As mudanças no pagamento de Benefício de Prestação Continuada (BPC) e no valor do pagamento da pensão por morte são alguns desses pontos. A supressão das alterações dos benefícios não implica volta do texto à Câmara dos Deputados. De acordo com Tasso Jereissati, com as alterações que ele fez, a economia que a reforma gerará para o governo passará de R$ 930 bilhões para R$ 1,350 trilhão.

Tasso também sugeriu a adesão de estados e municípios às novas regras por meio de uma PEC paralela, que ainda precisará de 27 assinaturas para começar a tramitar como proposição autônoma.

Simone Tebet admitiu que pode convocar reunião extraordinária da CCJ se não houver acordo para a leitura do relatório na comissão nesta quarta-feira).

Davi elogiou o trabalho dos dois senadores à frente de um tema tão importante para o país e disse que “está trabalhando para que o Plenário vote a proposta já em segundo turno até o dia 10 de outubro”.

Reforma tributária

Mais duas audiências públicas serão feitas pela Comissão de Constituição e Justiça (CCJ)  nesta semana para debater a Proposta de Emenda à Constituição (PEC) 110/2019, que institui a reforma tributária. O texto, que prevê a extinção e a unificação de tributos, é uma iniciativa de líderes partidários e conta com as assinaturas de 67 senadores. Haverá debate também na próxima quinta-feira.

A PEC 110/2019 extingue os seguintes tributos: IPI, IOF, PIS/Pasep, Cofins, Salário-Educação, Cide-combustíveis e CSLL (federais); ICMS (estadual); e Imposto sobre Serviços (municipal). No lugar deles, será criado um imposto sobre o valor agregado de competência estadual, chamado de IBS, e um imposto sobre bens e serviços específicos, o Imposto Seletivo, de competência federal.
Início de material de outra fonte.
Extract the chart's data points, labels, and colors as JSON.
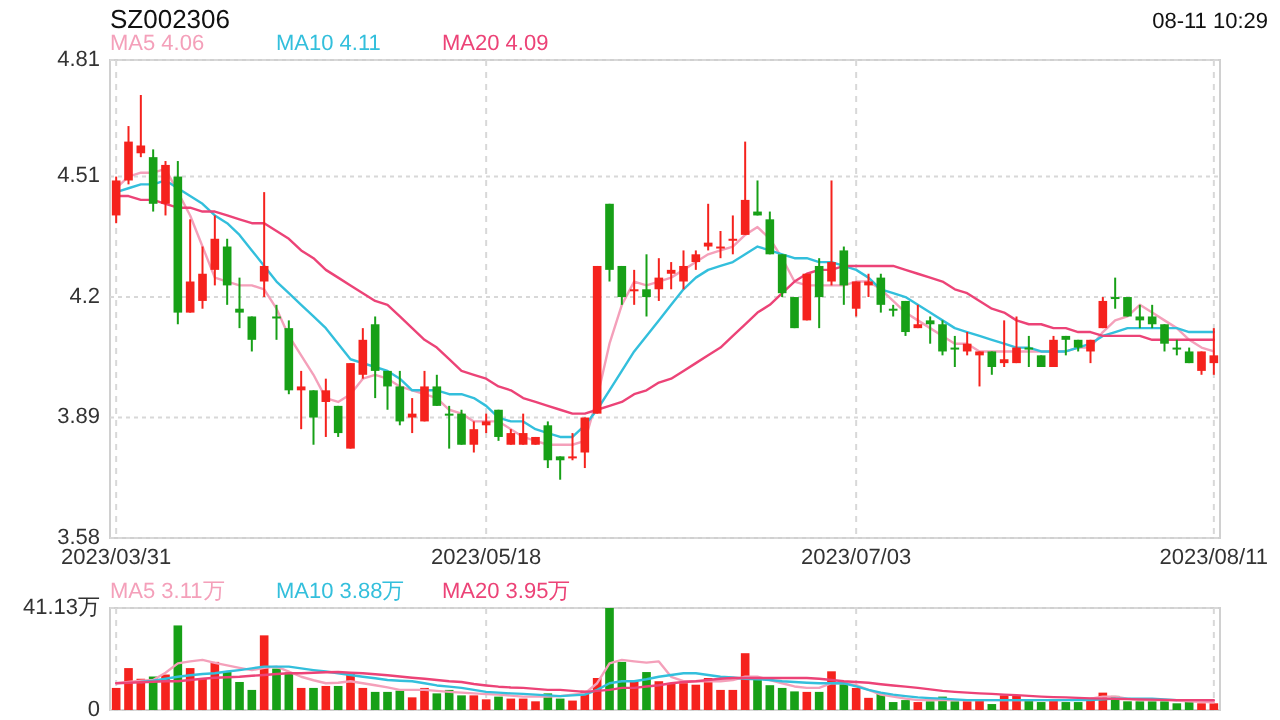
{
  "chart_data": [
    {
      "type": "candlestick",
      "title": "SZ002306",
      "annotations": [
        "08-11 10:29"
      ],
      "categories": [
        "2023/03/31",
        null,
        null,
        null,
        null,
        null,
        null,
        null,
        null,
        null,
        null,
        null,
        null,
        null,
        null,
        null,
        null,
        null,
        null,
        null,
        null,
        null,
        null,
        null,
        null,
        null,
        null,
        null,
        null,
        null,
        "2023/05/18",
        null,
        null,
        null,
        null,
        null,
        null,
        null,
        null,
        null,
        null,
        null,
        null,
        null,
        null,
        null,
        null,
        null,
        null,
        null,
        null,
        null,
        null,
        null,
        null,
        null,
        null,
        null,
        null,
        null,
        "2023/07/03",
        null,
        null,
        null,
        null,
        null,
        null,
        null,
        null,
        null,
        null,
        null,
        null,
        null,
        null,
        null,
        null,
        null,
        null,
        null,
        null,
        null,
        null,
        null,
        null,
        null,
        null,
        null,
        null,
        "2023/08/11"
      ],
      "ohlc": [
        [
          4.41,
          4.51,
          4.39,
          4.5
        ],
        [
          4.5,
          4.64,
          4.49,
          4.6
        ],
        [
          4.57,
          4.72,
          4.56,
          4.59
        ],
        [
          4.56,
          4.58,
          4.42,
          4.44
        ],
        [
          4.44,
          4.55,
          4.41,
          4.54
        ],
        [
          4.51,
          4.55,
          4.13,
          4.16
        ],
        [
          4.16,
          4.4,
          4.16,
          4.24
        ],
        [
          4.19,
          4.33,
          4.17,
          4.26
        ],
        [
          4.27,
          4.41,
          4.23,
          4.35
        ],
        [
          4.33,
          4.35,
          4.18,
          4.23
        ],
        [
          4.17,
          4.25,
          4.12,
          4.16
        ],
        [
          4.15,
          4.15,
          4.06,
          4.09
        ],
        [
          4.24,
          4.47,
          4.2,
          4.28
        ],
        [
          4.15,
          4.18,
          4.09,
          4.15
        ],
        [
          4.12,
          4.14,
          3.95,
          3.96
        ],
        [
          3.96,
          4.01,
          3.86,
          3.97
        ],
        [
          3.96,
          3.96,
          3.82,
          3.89
        ],
        [
          3.93,
          3.99,
          3.84,
          3.96
        ],
        [
          3.92,
          3.92,
          3.84,
          3.85
        ],
        [
          3.81,
          4.03,
          3.81,
          4.03
        ],
        [
          4.0,
          4.12,
          3.99,
          4.09
        ],
        [
          4.13,
          4.15,
          3.94,
          4.01
        ],
        [
          4.01,
          4.01,
          3.91,
          3.97
        ],
        [
          3.97,
          4.01,
          3.87,
          3.88
        ],
        [
          3.89,
          3.94,
          3.85,
          3.9
        ],
        [
          3.88,
          4.01,
          3.88,
          3.97
        ],
        [
          3.97,
          4.0,
          3.92,
          3.92
        ],
        [
          3.9,
          3.92,
          3.81,
          3.9
        ],
        [
          3.9,
          3.91,
          3.82,
          3.82
        ],
        [
          3.82,
          3.88,
          3.8,
          3.86
        ],
        [
          3.87,
          3.9,
          3.85,
          3.88
        ],
        [
          3.91,
          3.91,
          3.83,
          3.84
        ],
        [
          3.82,
          3.86,
          3.82,
          3.85
        ],
        [
          3.82,
          3.9,
          3.82,
          3.85
        ],
        [
          3.82,
          3.84,
          3.82,
          3.84
        ],
        [
          3.87,
          3.88,
          3.76,
          3.78
        ],
        [
          3.79,
          3.79,
          3.73,
          3.78
        ],
        [
          3.79,
          3.85,
          3.78,
          3.79
        ],
        [
          3.8,
          3.89,
          3.76,
          3.89
        ],
        [
          3.9,
          4.28,
          3.9,
          4.28
        ],
        [
          4.44,
          4.44,
          4.24,
          4.27
        ],
        [
          4.28,
          4.28,
          4.18,
          4.2
        ],
        [
          4.22,
          4.27,
          4.18,
          4.22
        ],
        [
          4.22,
          4.31,
          4.15,
          4.2
        ],
        [
          4.22,
          4.3,
          4.19,
          4.25
        ],
        [
          4.26,
          4.29,
          4.22,
          4.27
        ],
        [
          4.24,
          4.32,
          4.22,
          4.28
        ],
        [
          4.29,
          4.32,
          4.27,
          4.31
        ],
        [
          4.33,
          4.44,
          4.32,
          4.34
        ],
        [
          4.33,
          4.37,
          4.3,
          4.33
        ],
        [
          4.35,
          4.41,
          4.31,
          4.35
        ],
        [
          4.36,
          4.6,
          4.36,
          4.45
        ],
        [
          4.42,
          4.5,
          4.41,
          4.41
        ],
        [
          4.4,
          4.42,
          4.31,
          4.31
        ],
        [
          4.31,
          4.31,
          4.2,
          4.21
        ],
        [
          4.2,
          4.2,
          4.12,
          4.12
        ],
        [
          4.14,
          4.26,
          4.14,
          4.26
        ],
        [
          4.28,
          4.3,
          4.12,
          4.2
        ],
        [
          4.24,
          4.5,
          4.23,
          4.29
        ],
        [
          4.32,
          4.33,
          4.18,
          4.23
        ],
        [
          4.17,
          4.24,
          4.15,
          4.24
        ],
        [
          4.23,
          4.26,
          4.2,
          4.24
        ],
        [
          4.25,
          4.26,
          4.16,
          4.18
        ],
        [
          4.17,
          4.18,
          4.15,
          4.17
        ],
        [
          4.19,
          4.19,
          4.1,
          4.11
        ],
        [
          4.12,
          4.18,
          4.12,
          4.13
        ],
        [
          4.14,
          4.15,
          4.08,
          4.13
        ],
        [
          4.13,
          4.14,
          4.05,
          4.06
        ],
        [
          4.07,
          4.1,
          4.02,
          4.07
        ],
        [
          4.06,
          4.11,
          4.05,
          4.08
        ],
        [
          4.05,
          4.06,
          3.97,
          4.06
        ],
        [
          4.06,
          4.06,
          4.0,
          4.02
        ],
        [
          4.03,
          4.14,
          4.02,
          4.04
        ],
        [
          4.03,
          4.15,
          4.03,
          4.07
        ],
        [
          4.07,
          4.1,
          4.02,
          4.07
        ],
        [
          4.05,
          4.05,
          4.02,
          4.02
        ],
        [
          4.02,
          4.1,
          4.02,
          4.09
        ],
        [
          4.1,
          4.1,
          4.05,
          4.09
        ],
        [
          4.09,
          4.09,
          4.06,
          4.07
        ],
        [
          4.06,
          4.09,
          4.03,
          4.09
        ],
        [
          4.12,
          4.2,
          4.12,
          4.19
        ],
        [
          4.2,
          4.25,
          4.17,
          4.2
        ],
        [
          4.2,
          4.2,
          4.15,
          4.15
        ],
        [
          4.15,
          4.18,
          4.12,
          4.14
        ],
        [
          4.15,
          4.18,
          4.12,
          4.13
        ],
        [
          4.13,
          4.13,
          4.06,
          4.08
        ],
        [
          4.07,
          4.09,
          4.05,
          4.07
        ],
        [
          4.06,
          4.07,
          4.03,
          4.03
        ],
        [
          4.01,
          4.06,
          4.0,
          4.06
        ],
        [
          4.03,
          4.12,
          4.0,
          4.05
        ]
      ],
      "colors": [
        "#f5221d",
        "#f5221d",
        "#f5221d",
        "#17a017",
        "#f5221d",
        "#17a017",
        "#f5221d",
        "#f5221d",
        "#f5221d",
        "#17a017",
        "#17a017",
        "#17a017",
        "#f5221d",
        "#17a017",
        "#17a017",
        "#f5221d",
        "#17a017",
        "#f5221d",
        "#17a017",
        "#f5221d",
        "#f5221d",
        "#17a017",
        "#17a017",
        "#17a017",
        "#f5221d",
        "#f5221d",
        "#17a017",
        "#17a017",
        "#17a017",
        "#f5221d",
        "#f5221d",
        "#17a017",
        "#f5221d",
        "#f5221d",
        "#f5221d",
        "#17a017",
        "#17a017",
        "#f5221d",
        "#f5221d",
        "#f5221d",
        "#17a017",
        "#17a017",
        "#f5221d",
        "#17a017",
        "#f5221d",
        "#f5221d",
        "#f5221d",
        "#f5221d",
        "#f5221d",
        "#f5221d",
        "#f5221d",
        "#f5221d",
        "#17a017",
        "#17a017",
        "#17a017",
        "#17a017",
        "#f5221d",
        "#17a017",
        "#f5221d",
        "#17a017",
        "#f5221d",
        "#f5221d",
        "#17a017",
        "#17a017",
        "#17a017",
        "#f5221d",
        "#17a017",
        "#17a017",
        "#17a017",
        "#f5221d",
        "#f5221d",
        "#17a017",
        "#f5221d",
        "#f5221d",
        "#17a017",
        "#17a017",
        "#f5221d",
        "#17a017",
        "#17a017",
        "#f5221d",
        "#f5221d",
        "#17a017",
        "#17a017",
        "#17a017",
        "#17a017",
        "#17a017",
        "#17a017",
        "#17a017",
        "#f5221d",
        "#f5221d"
      ],
      "series": [
        {
          "name": "MA5 4.06",
          "type": "line",
          "color": "#f4a0ba",
          "values": [
            4.48,
            4.51,
            4.52,
            4.52,
            4.53,
            4.47,
            4.41,
            4.33,
            4.25,
            4.24,
            4.23,
            4.23,
            4.22,
            4.17,
            4.1,
            4.05,
            4.0,
            3.94,
            3.93,
            3.95,
            3.99,
            4.0,
            3.99,
            3.97,
            3.96,
            3.95,
            3.94,
            3.91,
            3.9,
            3.88,
            3.88,
            3.88,
            3.86,
            3.84,
            3.83,
            3.82,
            3.82,
            3.82,
            3.83,
            3.94,
            4.08,
            4.18,
            4.24,
            4.23,
            4.24,
            4.25,
            4.27,
            4.29,
            4.31,
            4.32,
            4.33,
            4.36,
            4.38,
            4.35,
            4.3,
            4.24,
            4.23,
            4.23,
            4.23,
            4.23,
            4.24,
            4.24,
            4.22,
            4.19,
            4.16,
            4.14,
            4.12,
            4.1,
            4.08,
            4.08,
            4.06,
            4.06,
            4.06,
            4.06,
            4.06,
            4.06,
            4.06,
            4.06,
            4.07,
            4.07,
            4.11,
            4.14,
            4.15,
            4.18,
            4.16,
            4.14,
            4.12,
            4.09,
            4.07,
            4.06
          ]
        },
        {
          "name": "MA10 4.11",
          "type": "line",
          "color": "#33bfdc",
          "values": [
            4.47,
            4.48,
            4.49,
            4.49,
            4.5,
            4.48,
            4.46,
            4.44,
            4.41,
            4.39,
            4.36,
            4.32,
            4.28,
            4.24,
            4.21,
            4.18,
            4.15,
            4.12,
            4.08,
            4.04,
            4.03,
            4.02,
            4.01,
            3.99,
            3.96,
            3.96,
            3.96,
            3.95,
            3.95,
            3.94,
            3.92,
            3.89,
            3.88,
            3.88,
            3.86,
            3.85,
            3.84,
            3.84,
            3.87,
            3.91,
            3.96,
            4.01,
            4.06,
            4.1,
            4.14,
            4.18,
            4.22,
            4.25,
            4.27,
            4.28,
            4.29,
            4.31,
            4.33,
            4.32,
            4.31,
            4.3,
            4.3,
            4.29,
            4.29,
            4.28,
            4.27,
            4.25,
            4.22,
            4.21,
            4.2,
            4.18,
            4.16,
            4.14,
            4.12,
            4.11,
            4.1,
            4.09,
            4.08,
            4.07,
            4.07,
            4.06,
            4.06,
            4.06,
            4.07,
            4.08,
            4.1,
            4.11,
            4.12,
            4.12,
            4.12,
            4.12,
            4.12,
            4.11,
            4.11,
            4.11
          ]
        },
        {
          "name": "MA20 4.09",
          "type": "line",
          "color": "#ec4377",
          "values": [
            4.46,
            4.46,
            4.45,
            4.45,
            4.44,
            4.43,
            4.43,
            4.42,
            4.42,
            4.41,
            4.4,
            4.39,
            4.39,
            4.37,
            4.35,
            4.32,
            4.3,
            4.27,
            4.25,
            4.23,
            4.21,
            4.19,
            4.18,
            4.15,
            4.12,
            4.09,
            4.07,
            4.04,
            4.01,
            4.0,
            3.99,
            3.97,
            3.96,
            3.94,
            3.93,
            3.92,
            3.91,
            3.9,
            3.9,
            3.91,
            3.92,
            3.93,
            3.95,
            3.96,
            3.98,
            3.99,
            4.01,
            4.03,
            4.05,
            4.07,
            4.1,
            4.13,
            4.16,
            4.18,
            4.21,
            4.24,
            4.26,
            4.27,
            4.27,
            4.28,
            4.28,
            4.28,
            4.28,
            4.28,
            4.27,
            4.26,
            4.25,
            4.24,
            4.22,
            4.21,
            4.19,
            4.17,
            4.16,
            4.14,
            4.13,
            4.13,
            4.12,
            4.12,
            4.11,
            4.11,
            4.1,
            4.1,
            4.1,
            4.1,
            4.09,
            4.09,
            4.09,
            4.09,
            4.09,
            4.09
          ]
        }
      ],
      "ylim": [
        3.58,
        4.81
      ],
      "yticks": [
        3.58,
        3.89,
        4.2,
        4.51,
        4.81
      ],
      "grid": true,
      "legend": "top left"
    },
    {
      "type": "bar",
      "categories": [
        "2023/03/31",
        null,
        null,
        null,
        null,
        null,
        null,
        null,
        null,
        null,
        null,
        null,
        null,
        null,
        null,
        null,
        null,
        null,
        null,
        null,
        null,
        null,
        null,
        null,
        null,
        null,
        null,
        null,
        null,
        null,
        "2023/05/18",
        null,
        null,
        null,
        null,
        null,
        null,
        null,
        null,
        null,
        null,
        null,
        null,
        null,
        null,
        null,
        null,
        null,
        null,
        null,
        null,
        null,
        null,
        null,
        null,
        null,
        null,
        null,
        null,
        null,
        "2023/07/03",
        null,
        null,
        null,
        null,
        null,
        null,
        null,
        null,
        null,
        null,
        null,
        null,
        null,
        null,
        null,
        null,
        null,
        null,
        null,
        null,
        null,
        null,
        null,
        null,
        null,
        null,
        null,
        null,
        "2023/08/11"
      ],
      "values": [
        8.9,
        16.9,
        12.6,
        13.5,
        14.3,
        34.1,
        16.9,
        12.9,
        19.4,
        15.3,
        11.3,
        8.1,
        30.1,
        16.7,
        15.1,
        8.9,
        8.9,
        9.7,
        9.7,
        14.8,
        8.9,
        7.3,
        7.3,
        7.8,
        5.1,
        8.9,
        6.7,
        8.1,
        5.9,
        5.9,
        4.3,
        5.4,
        4.6,
        4.6,
        3.5,
        6.7,
        4.6,
        3.8,
        7.8,
        12.9,
        41.13,
        19.4,
        11.6,
        15.3,
        11.6,
        10.8,
        10.8,
        10.2,
        12.9,
        8.1,
        8.1,
        22.9,
        12.9,
        10.0,
        8.9,
        7.5,
        7.3,
        7.3,
        15.6,
        11.0,
        8.9,
        4.9,
        6.5,
        3.2,
        4.0,
        3.2,
        3.5,
        5.4,
        3.5,
        3.5,
        3.8,
        2.4,
        5.9,
        5.9,
        4.0,
        3.2,
        4.0,
        3.2,
        3.2,
        3.8,
        7.0,
        5.7,
        3.5,
        3.5,
        3.5,
        3.5,
        2.7,
        3.5,
        2.7,
        2.7
      ],
      "colors": [
        "#f5221d",
        "#f5221d",
        "#f5221d",
        "#17a017",
        "#f5221d",
        "#17a017",
        "#f5221d",
        "#f5221d",
        "#f5221d",
        "#17a017",
        "#17a017",
        "#17a017",
        "#f5221d",
        "#17a017",
        "#17a017",
        "#f5221d",
        "#17a017",
        "#f5221d",
        "#17a017",
        "#f5221d",
        "#f5221d",
        "#17a017",
        "#17a017",
        "#17a017",
        "#f5221d",
        "#f5221d",
        "#17a017",
        "#17a017",
        "#17a017",
        "#f5221d",
        "#f5221d",
        "#17a017",
        "#f5221d",
        "#f5221d",
        "#f5221d",
        "#17a017",
        "#17a017",
        "#f5221d",
        "#f5221d",
        "#f5221d",
        "#17a017",
        "#17a017",
        "#f5221d",
        "#17a017",
        "#f5221d",
        "#f5221d",
        "#f5221d",
        "#f5221d",
        "#f5221d",
        "#f5221d",
        "#f5221d",
        "#f5221d",
        "#17a017",
        "#17a017",
        "#17a017",
        "#17a017",
        "#f5221d",
        "#17a017",
        "#f5221d",
        "#17a017",
        "#f5221d",
        "#f5221d",
        "#17a017",
        "#17a017",
        "#17a017",
        "#f5221d",
        "#17a017",
        "#17a017",
        "#17a017",
        "#f5221d",
        "#f5221d",
        "#17a017",
        "#f5221d",
        "#f5221d",
        "#17a017",
        "#17a017",
        "#f5221d",
        "#17a017",
        "#17a017",
        "#f5221d",
        "#f5221d",
        "#17a017",
        "#17a017",
        "#17a017",
        "#17a017",
        "#17a017",
        "#17a017",
        "#17a017",
        "#f5221d",
        "#f5221d"
      ],
      "series": [
        {
          "name": "MA5 3.11万",
          "type": "line",
          "color": "#f4a0ba",
          "values": [
            10.8,
            11.3,
            11.8,
            12.1,
            15.0,
            18.8,
            19.6,
            20.2,
            19.0,
            18.0,
            17.0,
            16.1,
            17.0,
            17.5,
            15.5,
            13.4,
            12.0,
            10.8,
            11.0,
            11.6,
            10.8,
            10.0,
            9.1,
            8.1,
            8.1,
            8.1,
            7.7,
            7.3,
            7.0,
            6.7,
            6.4,
            6.2,
            5.8,
            5.4,
            5.4,
            5.4,
            5.6,
            6.2,
            6.7,
            10.8,
            18.8,
            20.2,
            19.6,
            19.1,
            19.6,
            13.4,
            11.6,
            11.6,
            11.6,
            11.6,
            12.1,
            13.4,
            13.4,
            12.1,
            10.8,
            9.5,
            8.9,
            8.9,
            10.8,
            10.8,
            10.0,
            8.1,
            6.2,
            5.4,
            4.6,
            4.0,
            4.0,
            4.0,
            4.0,
            4.0,
            4.0,
            4.0,
            4.0,
            4.0,
            4.0,
            4.0,
            4.0,
            4.0,
            4.3,
            4.6,
            5.4,
            5.4,
            4.6,
            4.0,
            4.0,
            4.0,
            3.8,
            3.5,
            3.3,
            3.11
          ]
        },
        {
          "name": "MA10 3.88万",
          "type": "line",
          "color": "#33bfdc",
          "values": [
            null,
            null,
            11.3,
            11.8,
            12.6,
            13.4,
            14.0,
            14.5,
            14.8,
            15.5,
            16.1,
            16.8,
            17.5,
            17.5,
            17.5,
            16.8,
            16.1,
            15.5,
            14.8,
            14.1,
            13.4,
            12.8,
            12.1,
            11.8,
            11.6,
            10.8,
            9.9,
            9.4,
            8.9,
            8.1,
            7.3,
            7.0,
            6.7,
            6.5,
            6.2,
            5.9,
            5.6,
            5.9,
            6.2,
            8.1,
            10.8,
            11.6,
            11.6,
            12.4,
            13.4,
            14.1,
            14.8,
            14.8,
            14.1,
            13.4,
            13.1,
            12.6,
            12.4,
            12.1,
            11.6,
            11.3,
            11.0,
            10.8,
            10.8,
            10.8,
            9.5,
            8.1,
            7.0,
            6.2,
            5.6,
            5.1,
            4.8,
            4.6,
            4.3,
            4.0,
            4.0,
            4.0,
            4.0,
            4.0,
            4.0,
            4.0,
            4.0,
            4.0,
            4.0,
            4.0,
            4.3,
            4.6,
            4.6,
            4.6,
            4.6,
            4.3,
            4.0,
            null,
            null,
            null
          ]
        },
        {
          "name": "MA20 3.95万",
          "type": "line",
          "color": "#ec4377",
          "values": [
            10.8,
            11.0,
            11.2,
            11.4,
            11.6,
            11.6,
            12.1,
            12.6,
            13.0,
            13.2,
            13.4,
            13.8,
            14.1,
            14.5,
            14.8,
            14.8,
            15.0,
            15.2,
            15.3,
            15.0,
            14.8,
            14.4,
            14.0,
            13.5,
            13.0,
            12.6,
            12.1,
            11.6,
            11.3,
            10.5,
            9.9,
            9.4,
            9.1,
            8.9,
            8.5,
            8.1,
            8.1,
            7.7,
            7.3,
            7.7,
            8.1,
            8.9,
            8.9,
            9.5,
            10.0,
            10.8,
            11.3,
            11.6,
            12.1,
            12.6,
            12.9,
            12.9,
            12.9,
            12.9,
            12.9,
            12.9,
            12.9,
            12.6,
            12.1,
            11.6,
            11.3,
            11.0,
            10.4,
            9.9,
            9.4,
            8.9,
            8.3,
            7.7,
            7.3,
            7.0,
            6.7,
            6.5,
            6.2,
            6.0,
            5.7,
            5.4,
            5.2,
            5.1,
            4.9,
            4.7,
            4.6,
            4.5,
            4.4,
            4.3,
            4.2,
            4.1,
            4.0,
            4.0,
            4.0,
            3.95
          ]
        }
      ],
      "ylim": [
        0,
        41.13
      ],
      "yticks": [
        0,
        {
          "value": 41.13,
          "label": "41.13万"
        }
      ],
      "grid": true,
      "legend": "top left",
      "tick_labels": "y"
    }
  ]
}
O IBS não será aplicado sobre medicamentos e alimentos. Como será de competência estadual, mas com uma única legislação federal, a arrecadação deverá ser administrada por uma associação de fiscos estaduais. Já o Imposto Seletivo incidirá sobre produtos específicos, como petróleo e derivados; combustíveis e lubrificantes; cigarros; energia elétrica e serviços de telecomunicações. Lei complementar vai definir quais produtos e serviços estarão incluídos no Imposto Seletivo, recaindo sobre os demais o IBS estadual.

Para o presidente da Câmara, Rodrigo Maia (DEM-RJ), a reforma tributária que será debatida pelo Congresso inclua os Estados, e disse considerar importante se retirar da Constituição “o máximo que pudermos” de questões tributárias.

– Reforma tributária sem tratar dos Estados não parece uma reforma eficaz – disse Maia em discurso durante conferência do banco Santander em São Paulo.

Sobre a Contribuição Provisória sobre Movimentação Financeira (CPMF), Maia disse que a CPMF não será retomada na Câmara. Maia disse, também, que espera fechar o texto da reforma tributária ainda neste semestre.